Identifiers
- Organism: Drosophila melanogaster
- Symbol: osk
- UniProt: P25158

Search for
- Structures: Swiss-model
- Domains: InterPro

= Oskar (gene) =

Gene required for the development of the Drosophila embryo

oskar is a gene required for the development of the Drosophila embryo. It defines the posterior pole during early embryogenesis. Its two isoforms, short and long, play different roles in Drosophila embryonic development. oskar was named after the main character from the Günter Grass novel The Tin Drum, who refuses to grow up.

== Evolutionary history ==
oskar displays a unique evolutionary origin resulting from a Horizontal Domain Transfer from a probably bacterial endosymbiont onto an ancestral insect genome. The OSK domain is of bacterial origin and fused with the LOTUS domain through a linker domain.
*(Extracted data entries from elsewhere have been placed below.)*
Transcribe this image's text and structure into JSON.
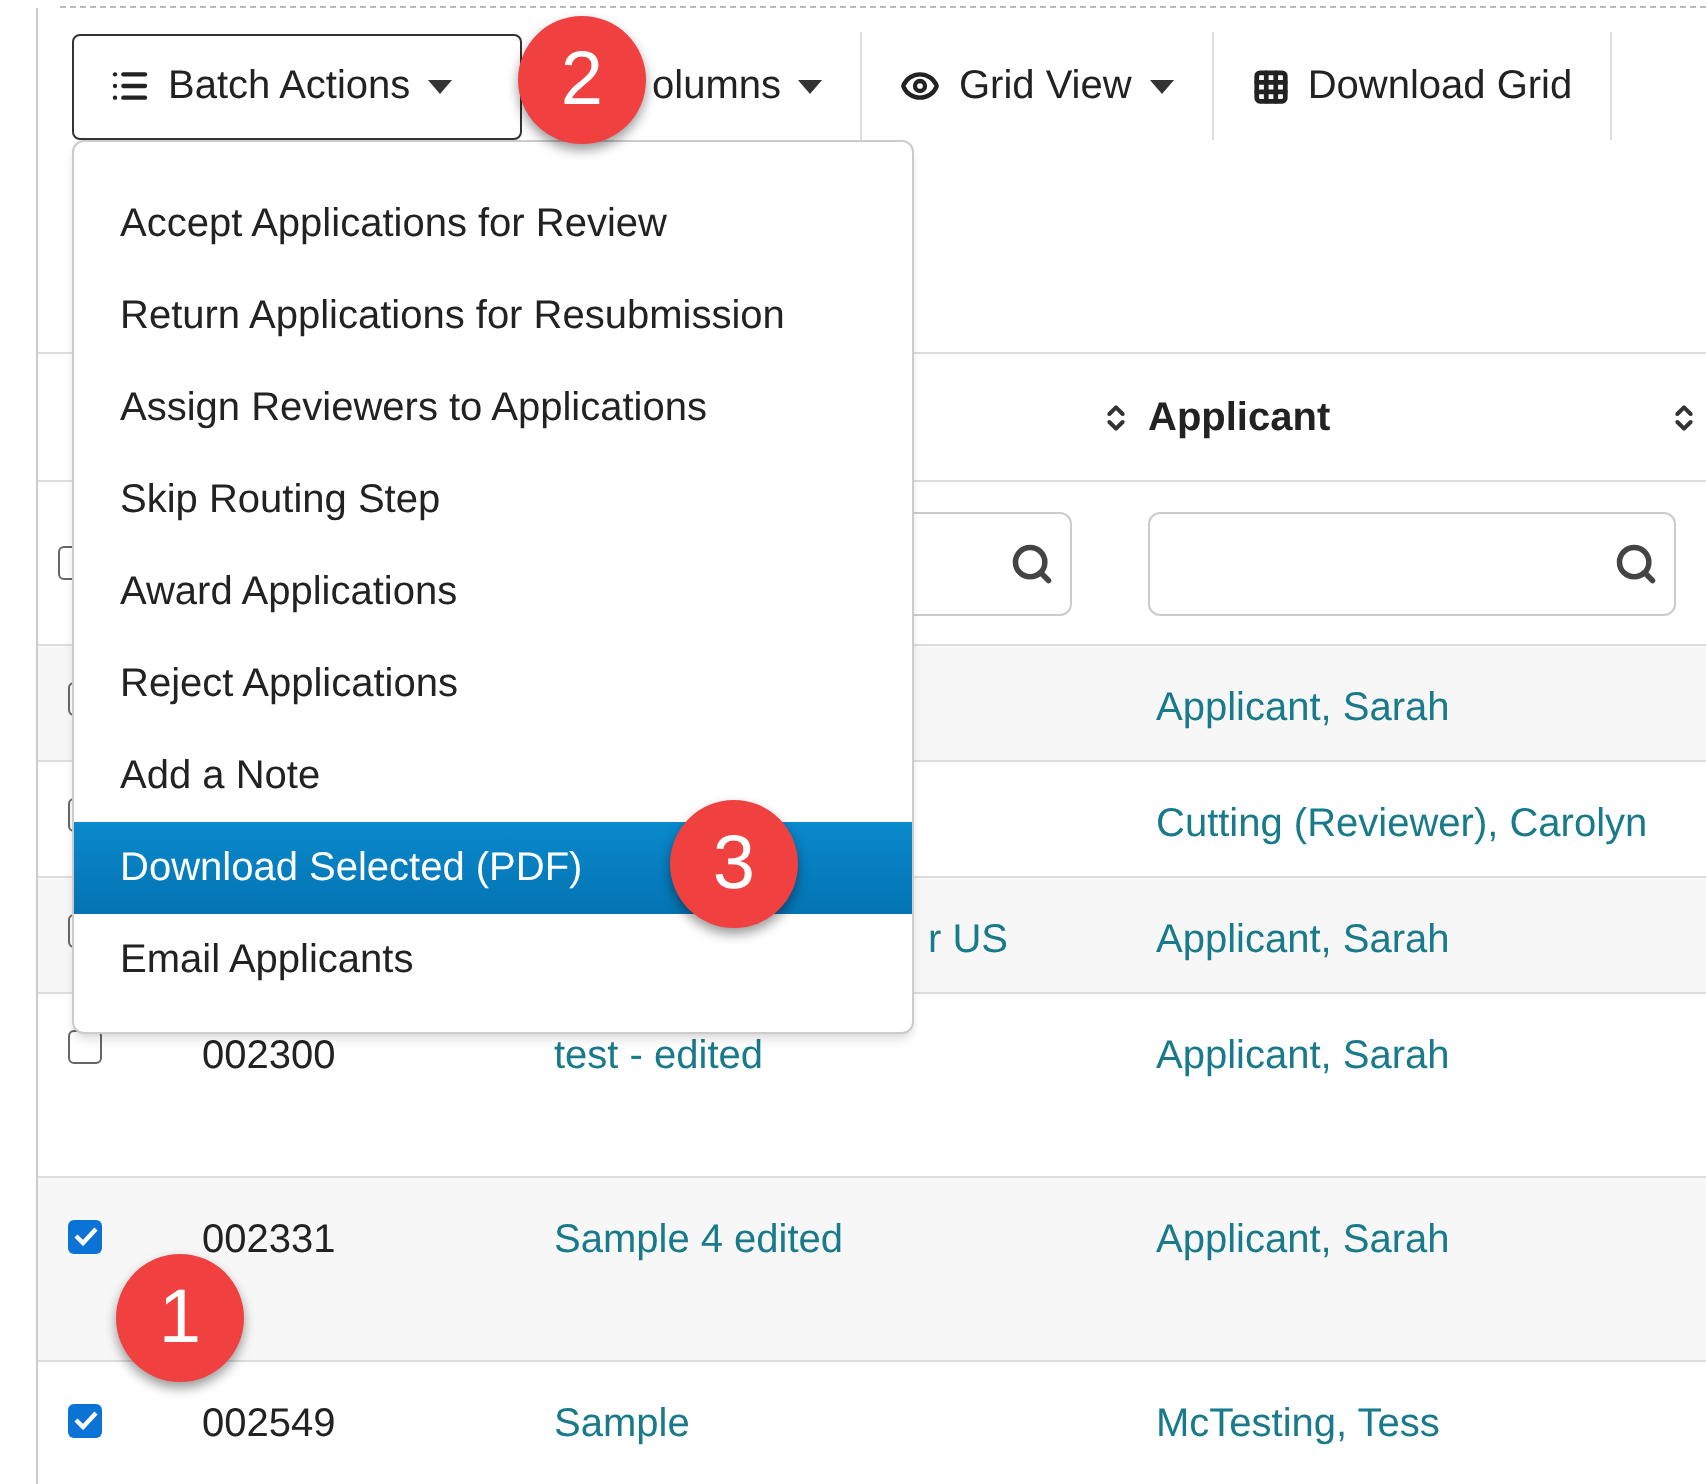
{
  "toolbar": [
    {
      "label": "Batch Actions",
      "expanded": true
    },
    {
      "label": "olumns",
      "expanded": false
    },
    {
      "label": "Grid View",
      "expanded": false
    },
    {
      "label": "Download Grid",
      "expanded": false
    }
  ],
  "menu": [
    {
      "label": "Accept Applications for Review",
      "selected": false
    },
    {
      "label": "Return Applications for Resubmission",
      "selected": false
    },
    {
      "label": "Assign Reviewers to Applications",
      "selected": false
    },
    {
      "label": "Skip Routing Step",
      "selected": false
    },
    {
      "label": "Award Applications",
      "selected": false
    },
    {
      "label": "Reject Applications",
      "selected": false
    },
    {
      "label": "Add a Note",
      "selected": false
    },
    {
      "label": "Download Selected (PDF)",
      "selected": true
    },
    {
      "label": "Email Applicants",
      "selected": false
    }
  ],
  "table": {
    "header": {
      "column_4": "Applicant"
    },
    "filter": {
      "select_all_checked": false
    },
    "rows": [
      {
        "checked": false,
        "applicant": "Applicant, Sarah"
      },
      {
        "checked": false,
        "applicant": "Cutting (Reviewer), Carolyn"
      },
      {
        "checked": false,
        "title": "r US",
        "applicant": "Applicant, Sarah"
      },
      {
        "checked": false,
        "number": "002300",
        "title": "test - edited",
        "applicant": "Applicant, Sarah"
      },
      {
        "checked": true,
        "number": "002331",
        "title": "Sample 4 edited",
        "applicant": "Applicant, Sarah"
      },
      {
        "checked": true,
        "number": "002549",
        "title": "Sample",
        "applicant": "McTesting, Tess"
      }
    ]
  },
  "callouts": [
    "1",
    "2",
    "3"
  ]
}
This event must have happened just prior to the divergence with the Crustacean, the insect's sister group, as oskar can be found as early as the Zygentoma but does not seem to exist in Crustacean.
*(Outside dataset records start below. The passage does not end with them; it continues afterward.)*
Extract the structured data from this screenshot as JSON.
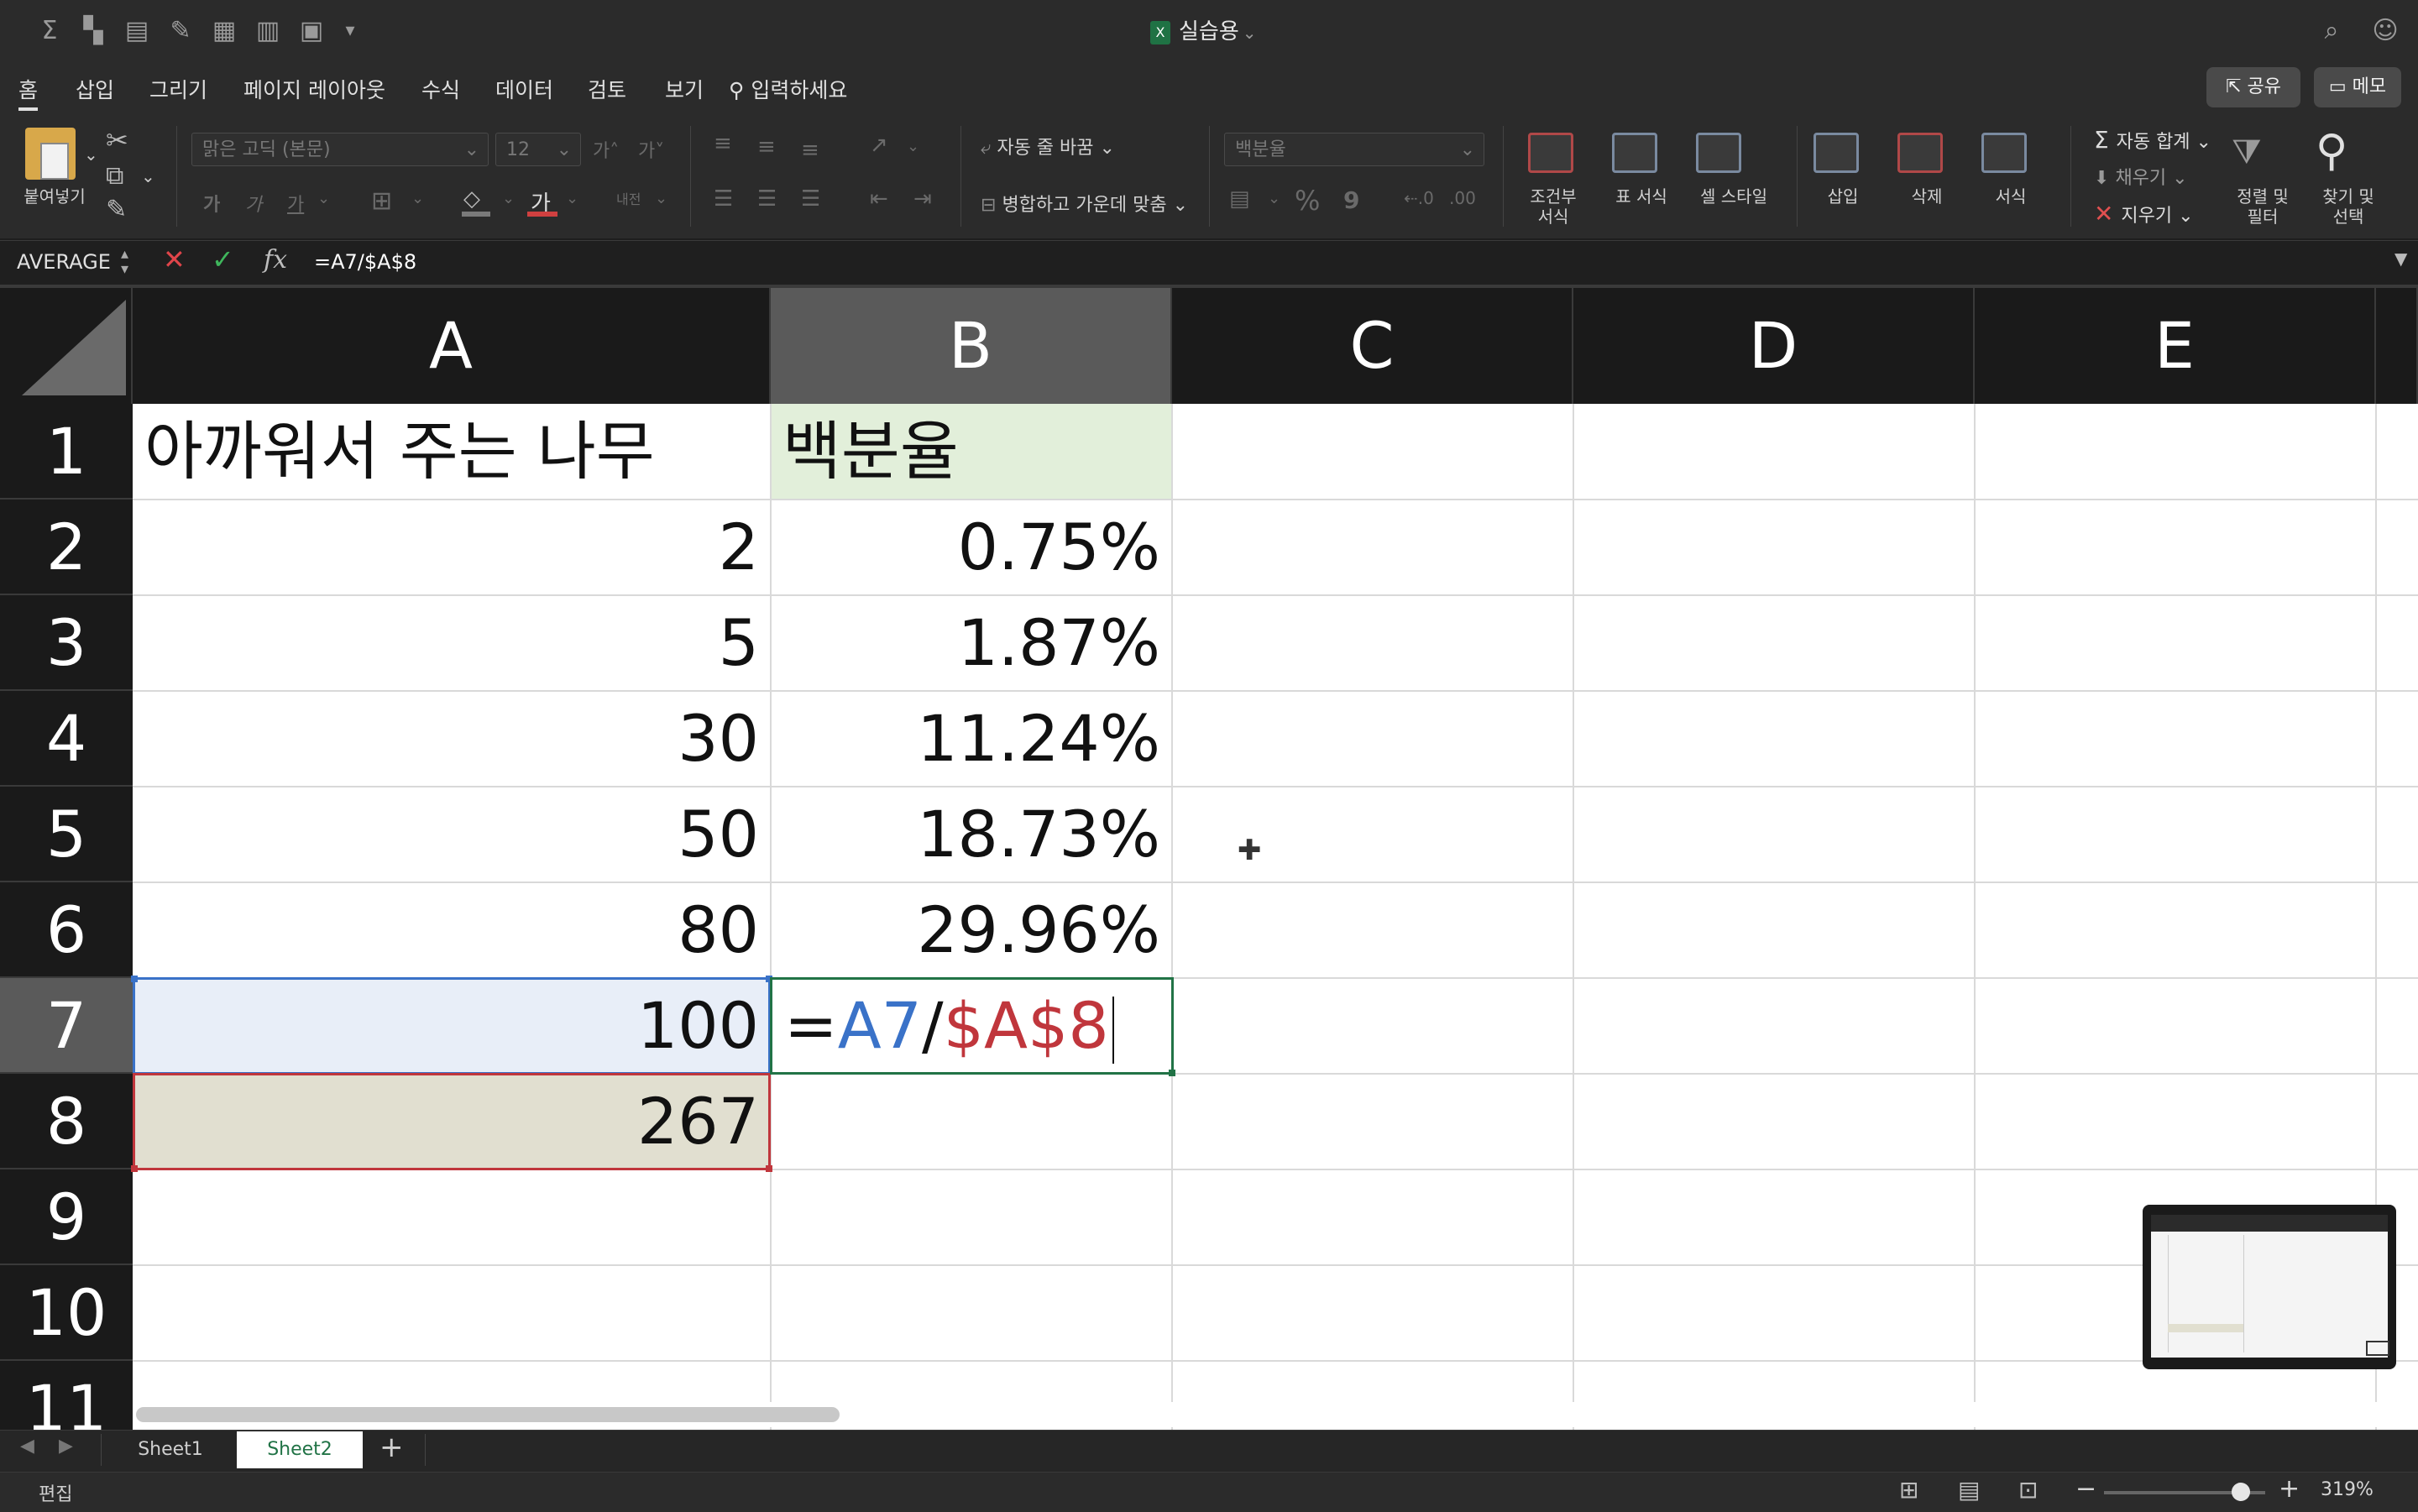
{
  "app": {
    "doc_title": "실습용"
  },
  "ribbon_tabs": [
    {
      "label": "홈"
    },
    {
      "label": "삽입"
    },
    {
      "label": "그리기"
    },
    {
      "label": "페이지 레이아웃"
    },
    {
      "label": "수식"
    },
    {
      "label": "데이터"
    },
    {
      "label": "검토"
    },
    {
      "label": "보기"
    }
  ],
  "tell_me": "입력하세요",
  "share_label": "공유",
  "comments_label": "메모",
  "ribbon": {
    "paste_label": "붙여넣기",
    "font_name": "맑은 고딕 (본문)",
    "font_size": "12",
    "wrap_text": "자동 줄 바꿈",
    "merge_center": "병합하고 가운데 맞춤",
    "number_format": "백분율",
    "conditional_format": [
      "조건부",
      "서식"
    ],
    "format_as_table": "표 서식",
    "cell_styles": "셀 스타일",
    "insert": "삽입",
    "delete": "삭제",
    "format": "서식",
    "autosum": "자동 합계",
    "fill": "채우기",
    "clear": "지우기",
    "sort_filter": [
      "정렬 및",
      "필터"
    ],
    "find_select": [
      "찾기 및",
      "선택"
    ],
    "bold": "가",
    "italic": "가",
    "underline": "가",
    "font_color_glyph": "가",
    "font_grow": "가",
    "font_shrink": "가",
    "border_label": "내전",
    "percent": "%",
    "comma": "9"
  },
  "formula_bar": {
    "name_box": "AVERAGE",
    "fx": "fx",
    "formula": "=A7/$A$8"
  },
  "columns": [
    "A",
    "B",
    "C",
    "D",
    "E"
  ],
  "rows": [
    "1",
    "2",
    "3",
    "4",
    "5",
    "6",
    "7",
    "8",
    "9",
    "10",
    "11"
  ],
  "cells": {
    "A1": "아까워서 주는 나무",
    "B1": "백분율",
    "A2": "2",
    "B2": "0.75%",
    "A3": "5",
    "B3": "1.87%",
    "A4": "30",
    "B4": "11.24%",
    "A5": "50",
    "B5": "18.73%",
    "A6": "80",
    "B6": "29.96%",
    "A7": "100",
    "A8": "267"
  },
  "editing_cell": {
    "eq": "=",
    "ref1": "A7",
    "slash": "/",
    "ref2": "$A$8"
  },
  "colors": {
    "ref1": "#3a72c8",
    "ref2": "#c0363c",
    "header_fill": "#e2efda",
    "a7_fill": "#e8eef8",
    "a8_fill": "#e1dfd0",
    "active_border": "#217346"
  },
  "sheets": [
    {
      "name": "Sheet1"
    },
    {
      "name": "Sheet2"
    }
  ],
  "active_sheet": "Sheet2",
  "status": {
    "mode": "편집",
    "zoom": "319%"
  }
}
== Translational-level regulation ==
oskar is translationally repressed prior to reaching the posterior pole of the oocyte by Bruno, which binds to three bruno response elements (BREs) on the 3' end of the transcribed oskar mRNA. The Bruno inhibitor has two distinct modes of action: recruiting the Cup eIF4E binding protein, which is also required for oskar mRNA localization due to interactions with the Barentsz microtubule-linked transporter, and promoting oligomerization of oskar mRNA. Oskar mRNA harbours a stem-loop structure in the 3'UTR, called the oocyte entry signal (OES), that promotes dynein-based mRNA accumulation in the oocyte.

== P granule formation ==
oskar plays role in recruiting other germ line genes to the germ plasm for PGC (primordial germ cell) specification. oskar mRNA locates to the posterior end of an oocyte and, once translated, the short isoform of oskar (Short oskar) recruits germ plasm components such as the protein Vasa and the RNA-binding proteins of the Piwi family, among many others. The long isoform of oskar (Long oskar) has been implicated in creating an actin network on the posterior pole end.

A second role has been discovered that relates to the formation of P granules, or germ granules. These ribonucleoprotein granules are found in every species' germ line cells. Although they are mobile, they typically localize to the nuclei and sit on nuclear pores. This positioning makes them ideal mRNA regulators, as the mRNA must pass through to exit the nucleus. Translational regulation also makes sense due to the granules' close association with ribosomes. These P granules are phase-transition entities, which means that they can display both liquid-like and hydrogel-like properties. This allows them to be very versatile structures, able to dissolve, condense, and exchange their protein content with their environment at will. Recent studies have shown that the short isoform of oskar has another function as the nucleator of nuclear germ granules. oskar recruits vasa to these round granules, then promotes the localization to the nucleus. oskar was ablated to explore the function of these nuclear germ granules. The results showed that the division of PGCs was compromised without oskar, meaning that the P granules play a role in the cell cycle of germ cells. It is still unclear exactly how the nuclear granules interact with certain factors and what factors (proteins, regulators, inhibitors) they interact with in order to regulate cell division.

== Domain families ==

oskar contains two RNA-binding protein domains: the OSK RNA-binding domain and the OST-HTH/LOTUS domain. The former is structurally related to SGNH hydrolases but lack the active site residues. The latter is a winged helix-turn-helix domain also found in human TDRD5/TDRD7. The OST-HTH domain in oskar is mainly responsible for recruiting the Vasa helicase by binding to it.